As noted above, though the 2017 tax bill lessened the ability to deduct mortgage interest and property taxes, such benefits still exist. In addition, other deductions, including mortgage points, can also work to lower the amount you owe. You get none of these tax perks if you rent.
Mortgage lending discrimination is illegal. If you think you've been discriminated against based on race, religion, sex, marital status, use of public assistance, national origin, disability, or age, there are steps you can take. One such step is to file a report to the Consumer Financial Protection Bureau or with the U.S. Department of Housing and Urban Development (HUD).
The degree to which you’re emotionally tied to the idea of homeownership—or to the particular home where you currently live—is an important, nonfinancial consideration.
Maintenance costs, time
Advantages of Renting
Selling your home and moving into a rental has its points. If you currently rent, you know these benefits. But if you’re a homeowner contemplating jumping ship, here are some reasons to consider.
Renting may make sense if you’re an empty nester, ready to downsize or unsure of where you’ll spend your retirement years. You may want to move away for better weather or a lower cost of living for some years, but also be easily able to move closer to your family later on.
Your health—or that of a family member—can also be a factor if you believe you may need to move soon to receive or give care. Many assisted living, continuing care, or independent living communities are rent-only, leaving you with no choice if that’s where you’ll live.
If you do end up renting, a long-term lease will lessen the uncertainty of rising rents.
It’s important to compare the cost of renting to owning in the place where you plan to live. According to a 2016 report from Trulia, renting was less expensive in 98 out of 100 cities with a large population of residents 65 and older. Nevertheless, it’s worth noting that in the South owning is typically less expensive than renting.
When you rent, you will likely not have to pay for major-league, structural maintenance. According to Millionacres.com, homeowners spend between 1% and 4% each year on upkeep on average. The older the home, the higher the percentage. One caveat: Read the lease carefully before you sign and make sure your landlord is responsible for all (or nearly all) maintenance and repairs, especially if you’re renting a house.
It’s not just the cost. As you get older, your ability to do any of these jobs yourself will inevitably decline. Maybe you don’t want to live somewhere that finds you regularly standing on ladders to change the light bulbs or shoveling snow from the sidewalk—or the roof. That’s when a super or building handyman can really help.
Renting may free up money that you can invest. That keeps you liquid and can increase your overall income during your retirement years. Investments often grow at a faster rate than real estate appreciates, making them an even better use of your money.
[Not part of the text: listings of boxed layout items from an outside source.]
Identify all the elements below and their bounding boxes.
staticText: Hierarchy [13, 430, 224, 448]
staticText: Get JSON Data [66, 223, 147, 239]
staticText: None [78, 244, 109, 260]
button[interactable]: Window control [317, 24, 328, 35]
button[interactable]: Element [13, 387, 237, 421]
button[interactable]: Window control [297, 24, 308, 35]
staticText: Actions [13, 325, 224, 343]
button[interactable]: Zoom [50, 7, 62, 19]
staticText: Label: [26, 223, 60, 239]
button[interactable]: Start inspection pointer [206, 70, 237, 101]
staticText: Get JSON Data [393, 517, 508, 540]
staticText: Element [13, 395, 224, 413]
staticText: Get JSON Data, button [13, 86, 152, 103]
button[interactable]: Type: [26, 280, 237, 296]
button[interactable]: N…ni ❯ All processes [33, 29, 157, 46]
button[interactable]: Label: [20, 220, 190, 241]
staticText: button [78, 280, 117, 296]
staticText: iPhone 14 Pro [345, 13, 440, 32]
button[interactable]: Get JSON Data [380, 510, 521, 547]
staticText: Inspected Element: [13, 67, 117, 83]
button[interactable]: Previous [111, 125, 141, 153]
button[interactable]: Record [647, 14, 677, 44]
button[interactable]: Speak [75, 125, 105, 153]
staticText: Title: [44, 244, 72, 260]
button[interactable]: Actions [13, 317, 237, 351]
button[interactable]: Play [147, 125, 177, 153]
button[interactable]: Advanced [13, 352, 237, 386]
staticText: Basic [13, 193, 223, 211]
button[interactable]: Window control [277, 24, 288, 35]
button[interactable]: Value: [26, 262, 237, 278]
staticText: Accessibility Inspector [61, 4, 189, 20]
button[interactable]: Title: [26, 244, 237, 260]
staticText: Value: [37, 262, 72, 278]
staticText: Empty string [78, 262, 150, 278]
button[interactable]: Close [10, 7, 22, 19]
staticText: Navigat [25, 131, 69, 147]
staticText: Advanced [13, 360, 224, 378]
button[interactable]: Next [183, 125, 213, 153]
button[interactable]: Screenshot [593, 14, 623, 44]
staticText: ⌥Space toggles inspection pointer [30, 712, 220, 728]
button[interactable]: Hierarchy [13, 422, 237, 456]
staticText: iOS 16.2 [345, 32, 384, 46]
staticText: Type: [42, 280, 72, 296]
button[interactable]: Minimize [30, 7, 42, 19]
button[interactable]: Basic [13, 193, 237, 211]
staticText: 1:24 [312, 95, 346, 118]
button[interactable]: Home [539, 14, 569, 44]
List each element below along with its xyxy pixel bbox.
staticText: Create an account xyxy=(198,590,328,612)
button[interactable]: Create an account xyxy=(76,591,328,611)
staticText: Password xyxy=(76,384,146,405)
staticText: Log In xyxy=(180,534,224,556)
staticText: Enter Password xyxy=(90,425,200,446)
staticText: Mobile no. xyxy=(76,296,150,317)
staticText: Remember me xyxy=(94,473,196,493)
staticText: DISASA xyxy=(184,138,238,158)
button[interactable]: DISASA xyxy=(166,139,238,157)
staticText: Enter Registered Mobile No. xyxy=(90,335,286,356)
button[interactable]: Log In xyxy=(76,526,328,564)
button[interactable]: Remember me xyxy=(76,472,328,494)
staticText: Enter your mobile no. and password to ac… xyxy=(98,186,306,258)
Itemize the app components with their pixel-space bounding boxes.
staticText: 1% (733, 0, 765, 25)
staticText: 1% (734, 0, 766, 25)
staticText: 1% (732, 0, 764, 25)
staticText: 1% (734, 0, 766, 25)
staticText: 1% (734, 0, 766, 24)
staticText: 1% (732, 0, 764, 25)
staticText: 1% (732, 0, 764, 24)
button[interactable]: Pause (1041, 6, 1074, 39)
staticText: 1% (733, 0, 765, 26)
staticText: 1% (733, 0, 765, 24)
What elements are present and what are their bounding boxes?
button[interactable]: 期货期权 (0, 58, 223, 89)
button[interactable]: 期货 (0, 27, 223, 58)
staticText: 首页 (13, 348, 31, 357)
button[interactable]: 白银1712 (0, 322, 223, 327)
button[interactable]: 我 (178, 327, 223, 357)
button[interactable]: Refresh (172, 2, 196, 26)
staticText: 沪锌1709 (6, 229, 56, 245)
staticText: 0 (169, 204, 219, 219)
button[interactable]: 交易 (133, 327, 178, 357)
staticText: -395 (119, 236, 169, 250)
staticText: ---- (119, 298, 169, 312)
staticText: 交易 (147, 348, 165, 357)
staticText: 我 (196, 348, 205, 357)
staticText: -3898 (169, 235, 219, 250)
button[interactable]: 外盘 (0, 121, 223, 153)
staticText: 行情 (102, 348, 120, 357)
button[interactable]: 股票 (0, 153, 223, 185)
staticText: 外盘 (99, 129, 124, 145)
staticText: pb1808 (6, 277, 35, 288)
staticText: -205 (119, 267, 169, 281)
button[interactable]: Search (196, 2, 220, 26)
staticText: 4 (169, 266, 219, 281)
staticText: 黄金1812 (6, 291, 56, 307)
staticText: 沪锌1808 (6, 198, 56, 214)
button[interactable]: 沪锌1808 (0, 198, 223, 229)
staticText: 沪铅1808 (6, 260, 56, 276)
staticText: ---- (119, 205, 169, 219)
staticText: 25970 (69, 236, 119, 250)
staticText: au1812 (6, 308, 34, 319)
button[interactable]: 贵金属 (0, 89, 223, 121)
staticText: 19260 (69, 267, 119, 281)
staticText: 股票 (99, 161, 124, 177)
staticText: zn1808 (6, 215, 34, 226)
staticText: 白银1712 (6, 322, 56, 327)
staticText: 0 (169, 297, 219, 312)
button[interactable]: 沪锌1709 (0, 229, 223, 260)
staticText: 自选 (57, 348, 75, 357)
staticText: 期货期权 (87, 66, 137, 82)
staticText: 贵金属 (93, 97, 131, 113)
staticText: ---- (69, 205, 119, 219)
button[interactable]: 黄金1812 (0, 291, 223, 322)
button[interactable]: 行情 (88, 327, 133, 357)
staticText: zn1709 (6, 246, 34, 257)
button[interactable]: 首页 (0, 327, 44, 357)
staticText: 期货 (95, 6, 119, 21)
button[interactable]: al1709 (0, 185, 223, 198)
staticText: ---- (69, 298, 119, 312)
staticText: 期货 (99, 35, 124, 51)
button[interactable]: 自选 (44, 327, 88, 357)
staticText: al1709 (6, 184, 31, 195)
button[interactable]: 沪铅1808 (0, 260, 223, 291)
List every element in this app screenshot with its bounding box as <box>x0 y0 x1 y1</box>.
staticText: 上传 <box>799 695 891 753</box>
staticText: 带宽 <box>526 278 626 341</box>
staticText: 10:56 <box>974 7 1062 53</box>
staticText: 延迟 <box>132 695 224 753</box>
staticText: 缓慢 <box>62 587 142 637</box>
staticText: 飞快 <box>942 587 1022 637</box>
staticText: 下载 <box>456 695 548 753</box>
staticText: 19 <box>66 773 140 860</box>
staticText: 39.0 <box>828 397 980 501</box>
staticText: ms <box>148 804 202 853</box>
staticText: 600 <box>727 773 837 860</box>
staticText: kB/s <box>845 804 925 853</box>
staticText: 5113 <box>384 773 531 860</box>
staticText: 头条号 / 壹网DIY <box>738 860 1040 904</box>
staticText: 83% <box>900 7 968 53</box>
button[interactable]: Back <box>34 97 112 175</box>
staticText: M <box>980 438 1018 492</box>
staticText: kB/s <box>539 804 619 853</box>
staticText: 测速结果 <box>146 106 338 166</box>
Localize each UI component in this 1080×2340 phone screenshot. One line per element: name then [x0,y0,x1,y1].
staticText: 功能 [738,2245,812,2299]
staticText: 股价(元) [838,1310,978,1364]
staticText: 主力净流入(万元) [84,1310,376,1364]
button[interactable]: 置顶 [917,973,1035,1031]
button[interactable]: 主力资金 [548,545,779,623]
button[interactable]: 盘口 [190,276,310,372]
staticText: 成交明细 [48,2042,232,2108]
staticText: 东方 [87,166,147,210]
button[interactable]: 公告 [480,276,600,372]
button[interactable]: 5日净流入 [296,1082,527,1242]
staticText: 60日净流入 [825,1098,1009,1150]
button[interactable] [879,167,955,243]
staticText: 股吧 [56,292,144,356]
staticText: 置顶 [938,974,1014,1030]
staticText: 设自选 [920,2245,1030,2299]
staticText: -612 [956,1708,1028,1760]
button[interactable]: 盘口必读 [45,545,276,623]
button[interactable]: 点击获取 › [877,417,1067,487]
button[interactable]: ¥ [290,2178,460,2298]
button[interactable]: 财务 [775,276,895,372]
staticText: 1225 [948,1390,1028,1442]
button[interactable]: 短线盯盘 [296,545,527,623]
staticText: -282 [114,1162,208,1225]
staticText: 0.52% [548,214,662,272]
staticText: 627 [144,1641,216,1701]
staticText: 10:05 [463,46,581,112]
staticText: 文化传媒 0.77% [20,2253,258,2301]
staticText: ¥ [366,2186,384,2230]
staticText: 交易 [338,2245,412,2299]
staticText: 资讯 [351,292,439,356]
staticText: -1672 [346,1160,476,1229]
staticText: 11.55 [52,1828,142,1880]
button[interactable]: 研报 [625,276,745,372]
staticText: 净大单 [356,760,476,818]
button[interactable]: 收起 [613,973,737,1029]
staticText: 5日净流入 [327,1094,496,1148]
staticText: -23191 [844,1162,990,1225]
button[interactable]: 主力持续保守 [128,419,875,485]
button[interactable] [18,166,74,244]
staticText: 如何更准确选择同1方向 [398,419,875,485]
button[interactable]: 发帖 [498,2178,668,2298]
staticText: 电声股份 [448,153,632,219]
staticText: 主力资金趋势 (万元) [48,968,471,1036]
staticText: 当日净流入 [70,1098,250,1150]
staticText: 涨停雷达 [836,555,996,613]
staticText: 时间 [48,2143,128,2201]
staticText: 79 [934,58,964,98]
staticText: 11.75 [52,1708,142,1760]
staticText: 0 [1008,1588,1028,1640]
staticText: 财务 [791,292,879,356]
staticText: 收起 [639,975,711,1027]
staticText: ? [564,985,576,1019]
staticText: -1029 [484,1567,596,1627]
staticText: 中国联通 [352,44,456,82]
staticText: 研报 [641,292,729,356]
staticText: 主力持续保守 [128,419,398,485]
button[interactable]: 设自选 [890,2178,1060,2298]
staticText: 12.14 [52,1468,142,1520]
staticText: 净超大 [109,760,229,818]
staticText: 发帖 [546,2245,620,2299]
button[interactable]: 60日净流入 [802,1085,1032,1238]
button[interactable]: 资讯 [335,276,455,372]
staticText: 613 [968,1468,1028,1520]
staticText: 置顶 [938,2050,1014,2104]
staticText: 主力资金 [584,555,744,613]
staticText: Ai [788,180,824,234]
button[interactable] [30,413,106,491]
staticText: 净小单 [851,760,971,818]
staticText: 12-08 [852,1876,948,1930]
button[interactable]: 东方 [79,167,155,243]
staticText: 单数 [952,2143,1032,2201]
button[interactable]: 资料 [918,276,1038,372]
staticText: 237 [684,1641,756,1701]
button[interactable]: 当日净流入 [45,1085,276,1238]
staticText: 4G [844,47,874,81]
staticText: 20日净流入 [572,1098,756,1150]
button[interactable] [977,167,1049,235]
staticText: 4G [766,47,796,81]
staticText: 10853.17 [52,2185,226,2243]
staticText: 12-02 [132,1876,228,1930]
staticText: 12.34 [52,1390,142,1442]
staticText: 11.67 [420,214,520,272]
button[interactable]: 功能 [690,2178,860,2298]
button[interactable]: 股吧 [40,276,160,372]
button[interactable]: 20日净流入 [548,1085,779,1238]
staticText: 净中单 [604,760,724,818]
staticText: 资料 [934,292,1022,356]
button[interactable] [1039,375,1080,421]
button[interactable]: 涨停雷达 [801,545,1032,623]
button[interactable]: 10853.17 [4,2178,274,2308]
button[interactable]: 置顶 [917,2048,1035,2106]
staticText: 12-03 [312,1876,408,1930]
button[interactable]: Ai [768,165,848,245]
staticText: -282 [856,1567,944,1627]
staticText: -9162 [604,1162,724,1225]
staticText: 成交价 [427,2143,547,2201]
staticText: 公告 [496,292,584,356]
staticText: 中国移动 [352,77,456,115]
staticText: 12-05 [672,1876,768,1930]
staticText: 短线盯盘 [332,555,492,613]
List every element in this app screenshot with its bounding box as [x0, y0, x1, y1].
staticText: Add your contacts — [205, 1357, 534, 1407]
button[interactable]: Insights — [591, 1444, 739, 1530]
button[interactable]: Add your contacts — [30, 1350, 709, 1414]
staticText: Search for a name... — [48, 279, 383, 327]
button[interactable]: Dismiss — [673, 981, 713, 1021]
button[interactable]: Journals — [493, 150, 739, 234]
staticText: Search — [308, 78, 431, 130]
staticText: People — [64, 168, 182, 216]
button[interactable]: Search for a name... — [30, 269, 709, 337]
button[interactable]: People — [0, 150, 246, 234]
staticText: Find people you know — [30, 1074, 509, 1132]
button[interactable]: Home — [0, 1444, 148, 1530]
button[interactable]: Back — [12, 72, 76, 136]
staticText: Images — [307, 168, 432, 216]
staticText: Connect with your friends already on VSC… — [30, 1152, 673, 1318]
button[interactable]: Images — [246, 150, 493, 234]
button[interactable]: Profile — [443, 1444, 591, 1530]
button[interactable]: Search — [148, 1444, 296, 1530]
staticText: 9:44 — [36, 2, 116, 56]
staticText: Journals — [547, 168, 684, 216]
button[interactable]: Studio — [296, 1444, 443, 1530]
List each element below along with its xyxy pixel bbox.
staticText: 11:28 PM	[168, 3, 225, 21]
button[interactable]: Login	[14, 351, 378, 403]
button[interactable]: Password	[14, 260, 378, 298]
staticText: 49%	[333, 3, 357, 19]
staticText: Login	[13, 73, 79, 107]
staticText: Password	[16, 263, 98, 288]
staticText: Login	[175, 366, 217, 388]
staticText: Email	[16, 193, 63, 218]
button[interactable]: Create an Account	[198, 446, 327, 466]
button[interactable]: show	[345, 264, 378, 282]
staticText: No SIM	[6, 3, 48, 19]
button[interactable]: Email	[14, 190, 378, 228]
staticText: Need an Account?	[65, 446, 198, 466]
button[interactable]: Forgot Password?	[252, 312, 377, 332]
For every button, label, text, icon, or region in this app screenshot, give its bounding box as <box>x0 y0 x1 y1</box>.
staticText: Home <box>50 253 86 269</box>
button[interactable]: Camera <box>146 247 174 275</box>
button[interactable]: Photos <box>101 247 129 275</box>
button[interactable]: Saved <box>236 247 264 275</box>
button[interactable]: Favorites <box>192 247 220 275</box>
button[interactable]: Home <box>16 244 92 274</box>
Also, ownership puts you at risk in the event of another housing-market crash—something renting does not do.
Little maintenance expense, responsibility
Flexibility in moving
Fewer costs, taxes
Unpredictable rent increases, eviction
No tax benefits
Inability to customize home
The Bottom Line
For many people approaching retirement, the decision of whether to keep the family manse or downsize to a smaller place is a difficult one. If they do decide to move, the stress and expense that can come with homeownership come into play. Whether to own or rent a home in retirement involves several considerations, such as:
- What are the tax perks of renting vs. owning?
- Is the home a potential investment opportunity or just another expense?
- Which risks come with homeownership, in terms of unexpected costs, and can your budget withstand them?